Publié le 28 juil 2009 dans Goma par Yves Zihindula

Décombres d'habitations après un incendie à Goma

Il ne se passe pas une semaine sans qu’il y n’ait un incendie à Goma. Le dernier en date, c’était celui de l’école primaire Mikeno dans la commune de Karisimbi. Le feu s’est déclaré aux environ de 9 heures du matin, dimanche 19 juillet. Au bout de quelques minutes, une grande partie de l’école était réduite en cendres. Une semaine plus tôt, c’étaient quelques 30 maisons dans le quartier Mabanga et 750 autres dans le quartier Birere qui se faisaient engloutir par les flammes.

L’origine des flammes ? Personne ne sait répondre exactement à la question.
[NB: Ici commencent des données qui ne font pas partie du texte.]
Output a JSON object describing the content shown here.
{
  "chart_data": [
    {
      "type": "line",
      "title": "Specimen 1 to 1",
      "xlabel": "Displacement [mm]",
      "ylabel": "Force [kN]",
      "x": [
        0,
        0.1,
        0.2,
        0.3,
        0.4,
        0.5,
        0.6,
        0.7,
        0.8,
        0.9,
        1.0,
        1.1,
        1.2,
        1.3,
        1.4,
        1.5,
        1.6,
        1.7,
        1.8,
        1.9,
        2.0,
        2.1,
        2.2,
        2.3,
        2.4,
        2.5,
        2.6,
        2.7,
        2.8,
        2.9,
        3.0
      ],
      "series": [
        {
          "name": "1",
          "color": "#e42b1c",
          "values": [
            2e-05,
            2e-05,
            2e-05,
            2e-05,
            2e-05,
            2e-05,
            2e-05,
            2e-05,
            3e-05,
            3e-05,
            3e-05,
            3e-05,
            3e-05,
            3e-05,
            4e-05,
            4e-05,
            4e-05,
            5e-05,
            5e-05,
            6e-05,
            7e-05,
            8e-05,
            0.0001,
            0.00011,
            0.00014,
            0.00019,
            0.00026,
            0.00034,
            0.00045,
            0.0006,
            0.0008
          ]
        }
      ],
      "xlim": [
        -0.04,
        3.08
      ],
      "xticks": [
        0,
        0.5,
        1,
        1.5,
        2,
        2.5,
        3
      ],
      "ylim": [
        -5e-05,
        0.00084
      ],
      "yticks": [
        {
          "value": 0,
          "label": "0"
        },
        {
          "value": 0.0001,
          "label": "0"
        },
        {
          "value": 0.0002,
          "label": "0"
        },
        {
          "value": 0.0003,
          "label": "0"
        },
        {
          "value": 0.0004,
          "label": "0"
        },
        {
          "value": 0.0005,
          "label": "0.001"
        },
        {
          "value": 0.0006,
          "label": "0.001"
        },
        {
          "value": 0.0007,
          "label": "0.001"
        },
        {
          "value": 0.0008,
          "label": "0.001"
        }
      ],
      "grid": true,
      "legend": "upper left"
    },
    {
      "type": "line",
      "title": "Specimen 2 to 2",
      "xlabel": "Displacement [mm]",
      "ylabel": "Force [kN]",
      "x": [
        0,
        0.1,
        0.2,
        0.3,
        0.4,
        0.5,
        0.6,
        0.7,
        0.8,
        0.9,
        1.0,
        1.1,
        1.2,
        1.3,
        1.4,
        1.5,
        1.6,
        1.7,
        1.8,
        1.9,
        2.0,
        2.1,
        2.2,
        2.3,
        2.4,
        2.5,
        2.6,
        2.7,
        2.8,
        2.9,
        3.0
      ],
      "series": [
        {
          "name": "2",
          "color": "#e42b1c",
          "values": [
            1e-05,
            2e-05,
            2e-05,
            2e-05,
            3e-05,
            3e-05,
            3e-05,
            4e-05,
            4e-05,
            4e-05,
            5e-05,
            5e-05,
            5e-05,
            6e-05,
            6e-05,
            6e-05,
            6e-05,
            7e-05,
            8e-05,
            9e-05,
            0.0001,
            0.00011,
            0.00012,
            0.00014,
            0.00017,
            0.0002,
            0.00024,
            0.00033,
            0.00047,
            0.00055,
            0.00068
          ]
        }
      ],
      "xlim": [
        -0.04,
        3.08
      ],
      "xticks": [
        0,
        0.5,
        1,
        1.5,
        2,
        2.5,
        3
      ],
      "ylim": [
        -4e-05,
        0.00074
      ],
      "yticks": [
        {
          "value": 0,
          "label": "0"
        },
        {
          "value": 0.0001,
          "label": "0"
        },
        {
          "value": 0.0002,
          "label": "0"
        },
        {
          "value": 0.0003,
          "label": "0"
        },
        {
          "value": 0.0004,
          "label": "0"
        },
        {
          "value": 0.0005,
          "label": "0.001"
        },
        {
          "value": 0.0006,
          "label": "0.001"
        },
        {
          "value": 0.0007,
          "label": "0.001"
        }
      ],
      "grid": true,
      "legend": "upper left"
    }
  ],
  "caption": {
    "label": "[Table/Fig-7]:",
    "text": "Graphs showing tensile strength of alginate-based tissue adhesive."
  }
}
En cause, sûrement l’usage des planches pour la construction, le vent en cette saison sèche et surtout l’inexistante d’un service anti-incendie dans cette ville dont on estime à 700 000 le nombre d’habitants.

« Personne n’a fourni jusqu’à présent des explications quant aux causes réelles de ces incendies. Je me trouvais au boulot lorsque mon épouse m’a appelé en m’informant que notre maison avait brûlé », explique George Kambale, sinistré et père de six enfants. Il habitait le quartier Birere avant le drame. Actuellement il profite des vacances pour squatter une des salles de l’école primaire Keshoro.

Une victime d'un incendie à Goma

Dans sa nouvelle « maison », il fait sombre. Les fenêtres sont voilées par des pagnes. Des pupitres sont rangés au fond de la salle. Des traces à la craie sur le pavement délimitent « les chambres ». « Je vis ici avec mon petit foyer. J’ai tout perdu. Je remercie Dieu parce que la vie de mes enfants est pour le moment sans danger. Les autorités nous ont promis de l’aide mais rien n’est fait jusque-là », se plaint-il.

De leur côté, les autorités locales disent travailler sur un comité de crise mis en place par le gouvernement provincial du Nord-Kivu avec ses partenaires pour évaluer l’ampleur des dégâts et identifier les besoins. Comme d’habitude, on attend les drames pour chercher des solutions d’urgence. À croire qu’on ignore ici l’existence du mot prévention.